The first signs of Germany’s austerity era
With industry weakening and spending rising, the government is starting to pass costs on to the public.
Dear Reader,
Here’s the big picture.
German companies are losing market share across the world as importers turn to cheaper Chinese products that appear to meet the same standards. After peaking in 2018, the value of German exports has been declining ever since. As profits fall, so too does the tax revenue the state can extract from them. At the same time, these same companies are pressing the federal government to reduce their tax burden so they can compete on price again.
That would be easier to grant if the state did not need the money so badly.
On one side, there is the return of great-power conflict. A revanchist Russia has forced Germany to dramatically increase defence spending in an effort to prevent the war in eastern Europe from spreading beyond Ukraine. On the other, an ageing population is driving up the cost of pensions and healthcare, placing ever greater demands on the public purse.
This leaves the government with an unenviable set of options. Raise the burden on the private sector and risk accelerating the decline of German industry? Take on more debt and push the problem into the future, at potentially higher cost? Or cut welfare spending and risk alienating the elderly voters who form the last reliable base of Friedrich Merz’s CDU and his junior coalition partner, the Social Democrats?
This conundrum broke the last government — and it seems to be straining the current one to breaking point, too.
Earlier this month, when Merz convened his cabinet at a villa on the outskirts of Berlin to agree on measures to revive the economy, the talks reportedly ended in a shouting match. After hours of discussion failed to produce a breakthrough, Merz is said to have lashed out at his finance minister, Lars Klingbeil of the SPD.

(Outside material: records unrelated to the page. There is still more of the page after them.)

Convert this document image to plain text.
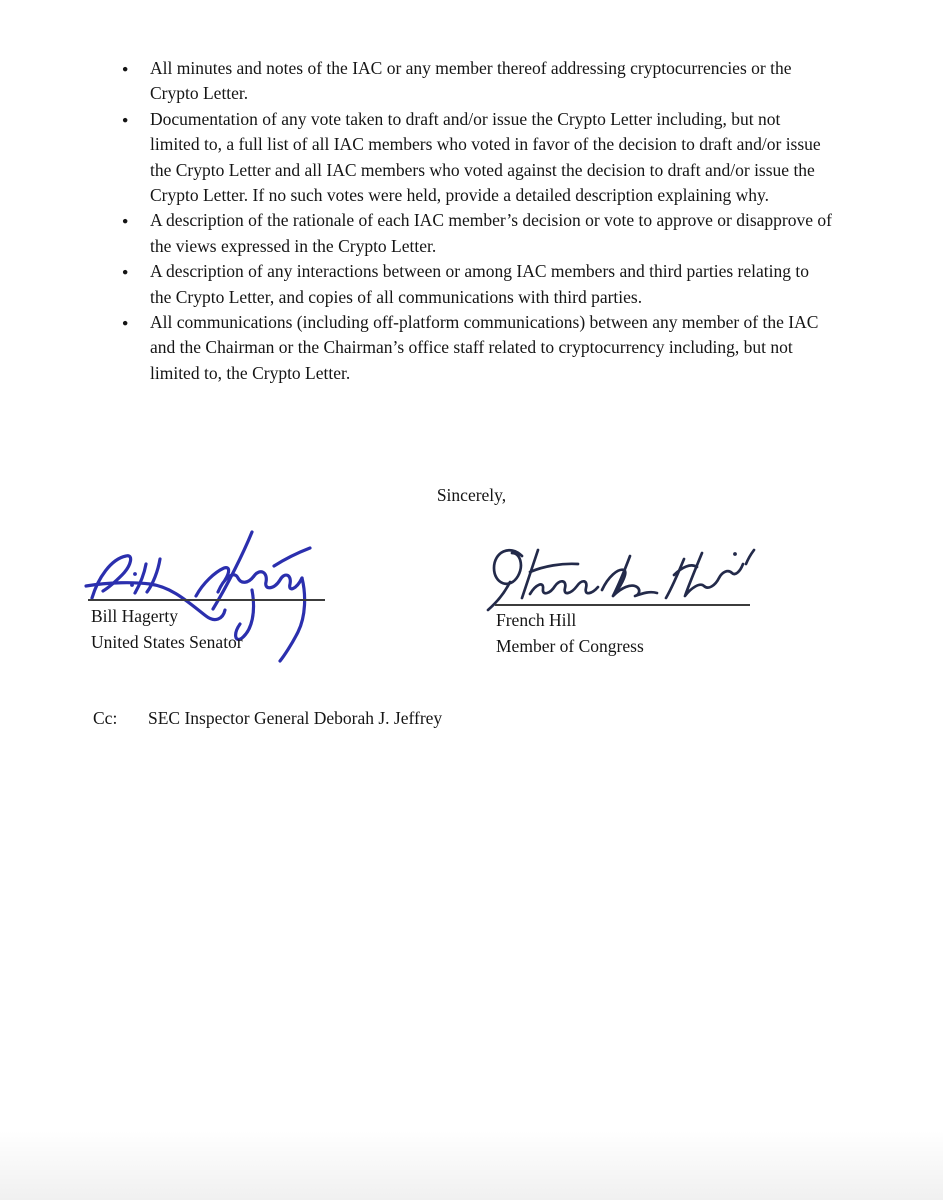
● All minutes and notes of the IAC or any member thereof addressing cryptocurrencies or the Crypto Letter.
● Documentation of any vote taken to draft and/or issue the Crypto Letter including, but not limited to, a full list of all IAC members who voted in favor of the decision to draft and/or issue the Crypto Letter and all IAC members who voted against the decision to draft and/or issue the Crypto Letter. If no such votes were held, provide a detailed description explaining why.
● A description of the rationale of each IAC member’s decision or vote to approve or disapprove of the views expressed in the Crypto Letter.
● A description of any interactions between or among IAC members and third parties relating to the Crypto Letter, and copies of all communications with third parties.
● All communications (including off-platform communications) between any member of the IAC and the Chairman or the Chairman’s office staff related to cryptocurrency including, but not limited to, the Crypto Letter.
Sincerely,
Bill Hagerty
United States Senator
French Hill
Member of Congress
Cc:	SEC Inspector General Deborah J. Jeffrey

The underlying conflict is familiar. The CDU wants to reduce costs for companies — including by loosening labour protections and cutting taxes — in the hope of restoring competitiveness. The SPD, meanwhile, is focused on preserving workers’ rights and the welfare state, and is more willing to countenance higher borrowing.
Merz had hoped to present the outlines of a major reform package this month — having already promised an “autumn of reforms” last year that never materialised. Instead, the failure to reach agreement has left him with far more limited measures, such as a temporary cut to fuel taxes to offset the impact of the blockade of the Strait of Hormuz.
The first obituaries for his government are already being written. Barely a year after taking office, lawmakers within the coalition are openly questioning whether it will last.
And yet, for all the political paralysis, the first signs of a reform agenda are beginning to appear. Under pressure, the government is starting — slowly — to shift costs.
First up is healthcare.
The cabinet agreed this morning to changes in how the system is financed that are expected to save €17 billion a year. Germany has the most expensive healthcare system in Europe, but far from the best, and reform has long been overdue. For now, however, the government is not attempting a full overhaul. Its more immediate goal is to stop costs from spiralling.
Without intervention, the gap between contributions and spending — driven by an ageing population and a shrinking base of contributors — was projected to reach €40 billion by the end of the decade.
Those costs would ultimately have fallen not only on workers, but also on employers, who cover half of their employees’ health insurance contributions — further eroding the competitiveness of German industry.
The reforms now on the table reflect the limits of what is politically feasible. Some services will be cut. More importantly, the burden will shift — away from employers and onto the individual.
Under the draft bill, statutory insurers will no longer be required to cover certain preventative screenings, such as those for skin cancer, nor will they reimburse homeopathic treatments. Both, health minister Nina Warken has argued, lack evidence of improving outcomes.
The more consequential changes, however, lie elsewhere: higher out-of-pocket payments for prescribed medicines; lower sick pay; restrictions on free co-insurance of non-working spouses; and increased contributions from higher earners. Warken has been careful to stress that the people who will bear the largest costs are those who either earn more or who choose not to participate in the job market.
At the same time, parts of the system that drive costs will be restrained. Payments to doctors and hospitals — long shaped by a byzantine, service-based compensation model — are to be capped. Physicians, who are largely self-employed, bill insurers for each treatment they provide, a system critics say incentivises volume over necessity. Medical associations have warned that cutting these payments will lead to worse service for patients.
Critics argue that the reforms place a disproportionate burden on those in the statutory system, while leaving private insurance — accessible mainly to higher earners, the self-employed, and the cloistered Beamtenschicht (teachers and state administrators) — comparatively untouched. Doctors treat privately insured patients preferentially, as they receive higher compensation for doing so.
The legislation, which still has to pass through the Bundestag, is based largely on recommendations from a commission that delivered its proposals only a month ago. Warken has pointed to the speed of implementation as proof that the current government is capable of delivering on its promise of reform.
This is also the first reform the broader public will notice, either in its pocket or in overcrowded waiting rooms. It will be the first test of whether the coalition can get the balance right in spreading the costs while minimising the damage to services. So far, the anger appears to have been confined mainly to doctors’ associations. The public might not be delighted to be paying more for healthcare, but there is little evidence yet that this has the potential to be Merz’s Heizungsgesetz.